Por danza se conoce una forma de arte donde el movimiento del cuerpo, mayormente acompañado por música, se traduce en una forma de expresión o interacción social con fines disímiles, como pueden ser de entretenimiento, artísticos y religiosos. Se entiende también que es una forma de comunicación que se sirve del lenguaje no verbal para expresar sentimientos y emociones a través de sus movimientos y gestos.
La danza árabe o también llamada danza del vientre, que ha cobrado protagonismo en los últimos años en nuestra ciudad, combina elementos tradicionales de Oriente Medio y otros del norte de África y nació a partir de mujeres sacerdotisas egipcias que las practicaban en forma de rituales, tanto para adorar a la Madre Tierra como para conectarse con ellas mismas, con su feminidad, conocerse, aceptarse, amarse y elevarse espiritualmente, ya que se la consideraba una danza sagrada que trabaja y mueve la energía femenina que es divina.
Por lo expuesto, se traduce que es por excelencia la danza clásica del mundo árabe, puesto que amalgama los estilos musicales y los movimientos de cada uno de sus pueblos y su cultura.
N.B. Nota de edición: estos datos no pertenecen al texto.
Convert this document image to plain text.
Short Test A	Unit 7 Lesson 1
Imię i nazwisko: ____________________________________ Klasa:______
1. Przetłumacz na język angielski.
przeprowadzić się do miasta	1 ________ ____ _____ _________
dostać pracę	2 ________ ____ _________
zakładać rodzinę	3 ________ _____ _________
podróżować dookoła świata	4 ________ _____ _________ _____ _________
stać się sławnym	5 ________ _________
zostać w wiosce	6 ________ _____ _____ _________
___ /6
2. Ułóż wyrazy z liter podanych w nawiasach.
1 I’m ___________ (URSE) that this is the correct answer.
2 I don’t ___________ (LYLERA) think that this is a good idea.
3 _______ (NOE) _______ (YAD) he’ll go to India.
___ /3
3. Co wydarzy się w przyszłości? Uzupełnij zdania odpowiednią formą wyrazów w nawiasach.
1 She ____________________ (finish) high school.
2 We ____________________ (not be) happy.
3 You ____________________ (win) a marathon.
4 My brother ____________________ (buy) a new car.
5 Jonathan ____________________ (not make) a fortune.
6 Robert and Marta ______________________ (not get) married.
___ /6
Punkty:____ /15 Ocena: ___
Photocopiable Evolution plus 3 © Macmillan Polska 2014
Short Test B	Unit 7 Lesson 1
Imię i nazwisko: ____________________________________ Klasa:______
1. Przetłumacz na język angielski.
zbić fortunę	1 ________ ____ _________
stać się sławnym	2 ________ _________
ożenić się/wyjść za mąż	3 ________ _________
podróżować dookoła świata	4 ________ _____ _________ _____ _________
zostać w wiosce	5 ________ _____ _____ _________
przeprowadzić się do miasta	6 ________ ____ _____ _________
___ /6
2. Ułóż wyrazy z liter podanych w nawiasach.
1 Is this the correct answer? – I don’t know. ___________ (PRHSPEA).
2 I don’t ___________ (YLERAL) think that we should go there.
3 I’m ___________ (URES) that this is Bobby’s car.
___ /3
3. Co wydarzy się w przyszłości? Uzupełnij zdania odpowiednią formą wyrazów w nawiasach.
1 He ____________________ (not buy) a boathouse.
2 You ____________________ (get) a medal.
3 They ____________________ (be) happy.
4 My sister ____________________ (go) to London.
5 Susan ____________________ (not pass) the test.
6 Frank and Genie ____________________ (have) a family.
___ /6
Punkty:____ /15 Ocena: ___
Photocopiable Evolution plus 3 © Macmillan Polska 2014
Se caracteriza por sus movimientos suaves y fluidos, disociando y coordinando a la vez las diferentes partes del cuerpo, de tal modo que los brazos pueden ir a un ritmo diferente del que va marcando la cadera y la atención se centra principalmente en la cadera y el vientre, alternando movimientos rápidos y lentos, y movimientos de pecho y hombros, así como con brazos serpenteantes.
Una demostración de este arte fue ofrecido el viernes en la sala oficial de la mano del ballet Kamar Zeina que dirige la profesora Laura Biagiotti.
Diosas de los 4 Elementos, tal el título con que fue bautizado el espectáculo, congregó a un elenco de bailarinas que, en los distintos segmentos, ahondaron con movimientos en el significado de la tierra, el aire, el agua y el fuego.
Con el apoyo de versos e imágenes que adelantaban cada uno de ellos, con vestuario sumamente atractivo, que no descuidó incluir bastones y alas, concretaron desplazamientos coreográficos que despertaron en cada cuadro el entusiasta aplauso del público. Se lucieron esa noche, además de la directora Margarita Elías, Maya Rodríguez, Romina Rumbo, Tatiana Romero, Paula Simoni, Noelia Olguín, María Bivardo y Bárbara Giordano.
Un público entusiasta premió la presentación del ballet.